How Stellar! Search For Alien Life In SETI-JAM Games
I want to believe
Space. The final frontier. To boldly go where no man has gone before. Plenty of people have moaned over how we're born too early to travel the cosmos, and too late to be astonished by the fact the world isn't flat. I say, bugger 'em with a side of millennium shrimp. We might not be capable of interstellar staycations yet, but we do have game jams where professional alien hunters from SETI show up for intense chatting.
SETI is, of course, the Search for Extraterrestrial Intelligence, a group listening to the skies and speculating about alien life. The three-day SETI-JAM in October required its participants to build edutainment games using real SETI data and the Drake equation, a formula estimating the number of technology-savvy societies that might be in our galaxy. At the end, game makers pitched their games to "leading NASA and SETI scientists, aerospace entrepreneurs, and members of 3,000,0000 member strong SETI Institute community."

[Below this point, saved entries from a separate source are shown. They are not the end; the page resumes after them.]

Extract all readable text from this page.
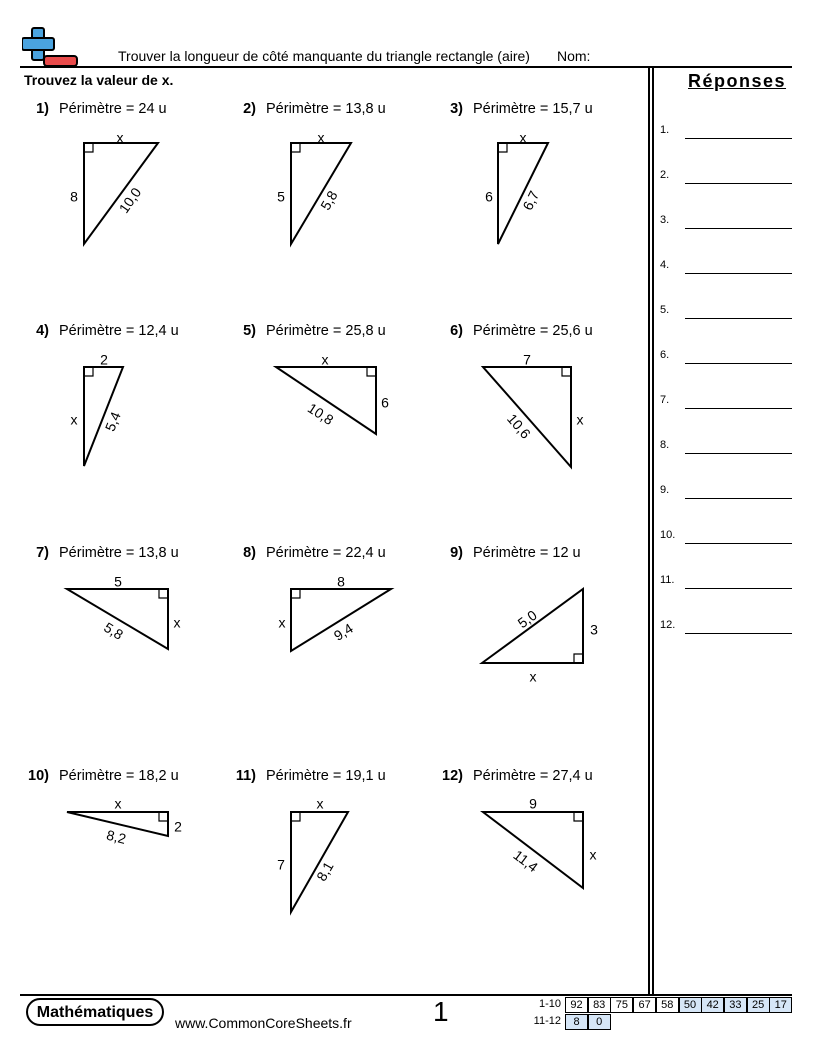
Trouver la longueur de côté manquante du triangle rectangle (aire) Nom:
Trouvez la valeur de x.
1) Périmètre = 24 u
x
8	10,0
2) Périmètre = 13,8 u
x
5 5,8
3) Périmètre = 15,7 u
x
6 6,7
4) Périmètre = 12,4 u
2
x 5,4
5) Périmètre = 25,8 u
x
6
10,8
6) Périmètre = 25,6 u
7
x
10,6
7) Périmètre = 13,8 u
5
x
5,8
8) Périmètre = 22,4 u
8
x	9,4
9) Périmètre = 12 u
5,0	3
x
10) Périmètre = 18,2 u
x
2
8,2
11) Périmètre = 19,1 u
x
7 8,1
12) Périmètre = 27,4 u
9
x
11,4
Réponses
1.
2.
3.
4.
5.
6.
7.
8.
9.
10.
11.
12.
Mathématiques
www.CommonCoreSheets.fr	1	1-10 92 83 75 67 58 50 42 33 25 17
11-12	8	0
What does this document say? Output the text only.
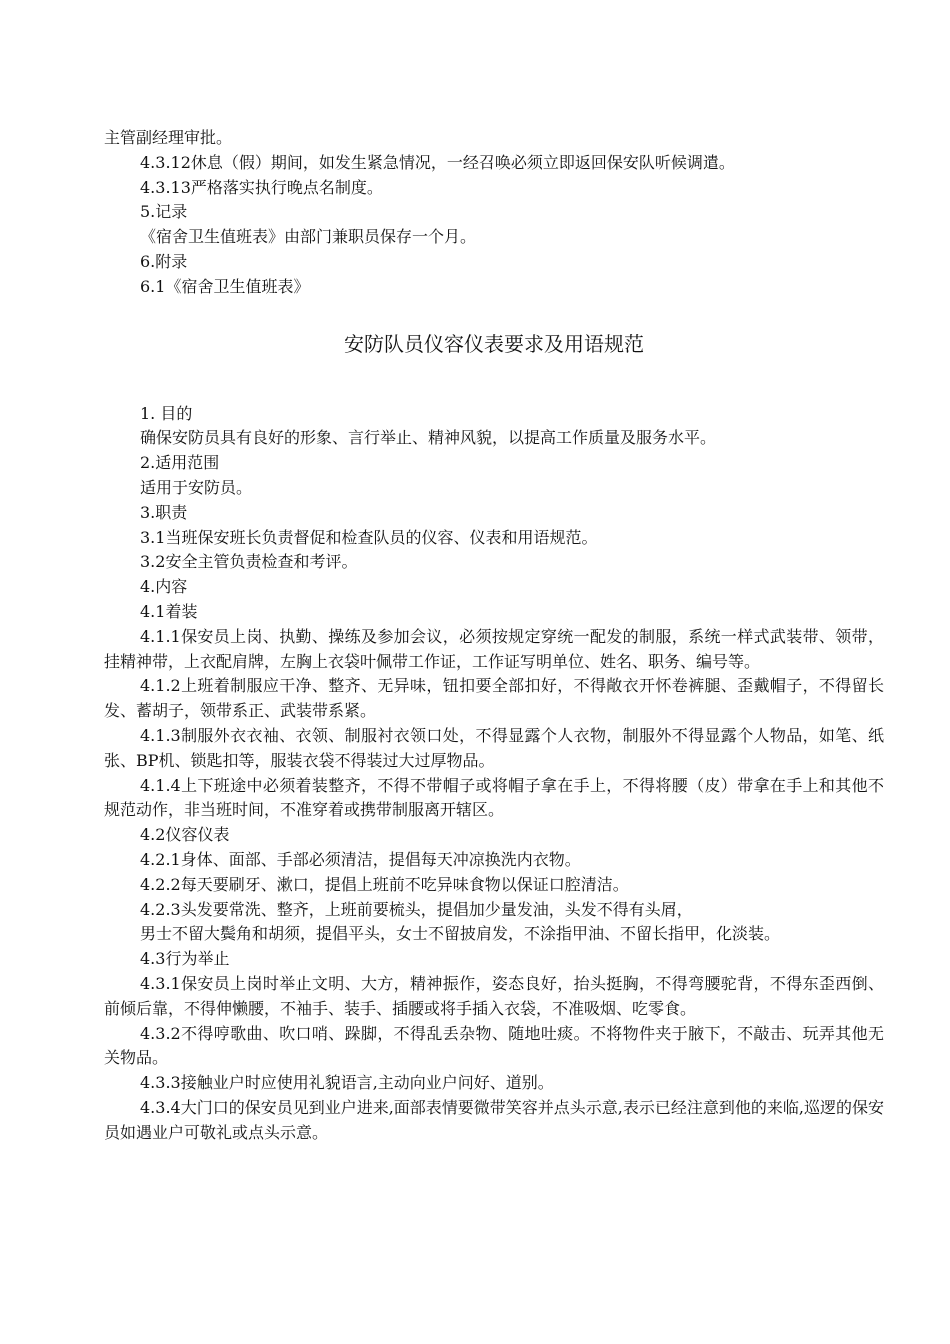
主管副经理审批。

4.3.12休息（假）期间，如发生紧急情况，一经召唤必须立即返回保安队听候调遣。

4.3.13严格落实执行晚点名制度。

5.记录

《宿舍卫生值班表》由部门兼职员保存一个月。

6.附录

6.1《宿舍卫生值班表》

安防队员仪容仪表要求及用语规范

1. 目的

确保安防员具有良好的形象、言行举止、精神风貌，以提高工作质量及服务水平。

2.适用范围

适用于安防员。

3.职责

3.1当班保安班长负责督促和检查队员的仪容、仪表和用语规范。

3.2安全主管负责检查和考评。

4.内容

4.1着装

4.1.1保安员上岗、执勤、操练及参加会议，必须按规定穿统一配发的制服，系统一样式武装带、领带，挂精神带，上衣配肩牌，左胸上衣袋叶佩带工作证，工作证写明单位、姓名、职务、编号等。

4.1.2上班着制服应干净、整齐、无异味，钮扣要全部扣好，不得敞衣开怀卷裤腿、歪戴帽子，不得留长发、蓄胡子，领带系正、武装带系紧。

4.1.3制服外衣衣袖、衣领、制服衬衣领口处，不得显露个人衣物，制服外不得显露个人物品，如笔、纸张、BP机、锁匙扣等，服装衣袋不得装过大过厚物品。

4.1.4上下班途中必须着装整齐，不得不带帽子或将帽子拿在手上，不得将腰（皮）带拿在手上和其他不规范动作，非当班时间，不准穿着或携带制服离开辖区。

4.2仪容仪表

4.2.1身体、面部、手部必须清洁，提倡每天冲凉换洗内衣物。

4.2.2每天要刷牙、漱口，提倡上班前不吃异味食物以保证口腔清洁。

4.2.3头发要常洗、整齐，上班前要梳头，提倡加少量发油，头发不得有头屑，

男士不留大鬓角和胡须，提倡平头，女士不留披肩发，不涂指甲油、不留长指甲，化淡装。

4.3行为举止

4.3.1保安员上岗时举止文明、大方，精神振作，姿态良好，抬头挺胸，不得弯腰驼背，不得东歪西倒、前倾后靠，不得伸懒腰，不袖手、装手、插腰或将手插入衣袋，不准吸烟、吃零食。

4.3.2不得哼歌曲、吹口哨、跺脚，不得乱丢杂物、随地吐痰。不将物件夹于腋下，不敲击、玩弄其他无关物品。

4.3.3接触业户时应使用礼貌语言,主动向业户问好、道别。

4.3.4大门口的保安员见到业户进来,面部表情要微带笑容并点头示意,表示已经注意到他的来临,巡逻的保安员如遇业户可敬礼或点头示意。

You can find a list of games that were created and uploaded on the site right over here. Many of the entries feel more functional than fantastical, with graphics that wouldn't look amiss at NASA itself. (Visual Basic reared its head during the game jam.) But there were a few that stood out. Avoid SETI amused me particularly, because it responded to the theme by asking, "What if aliens did not want to be found by the stinking humans?" I also found The Search rather charming, in part of how peculiarly wonky it was.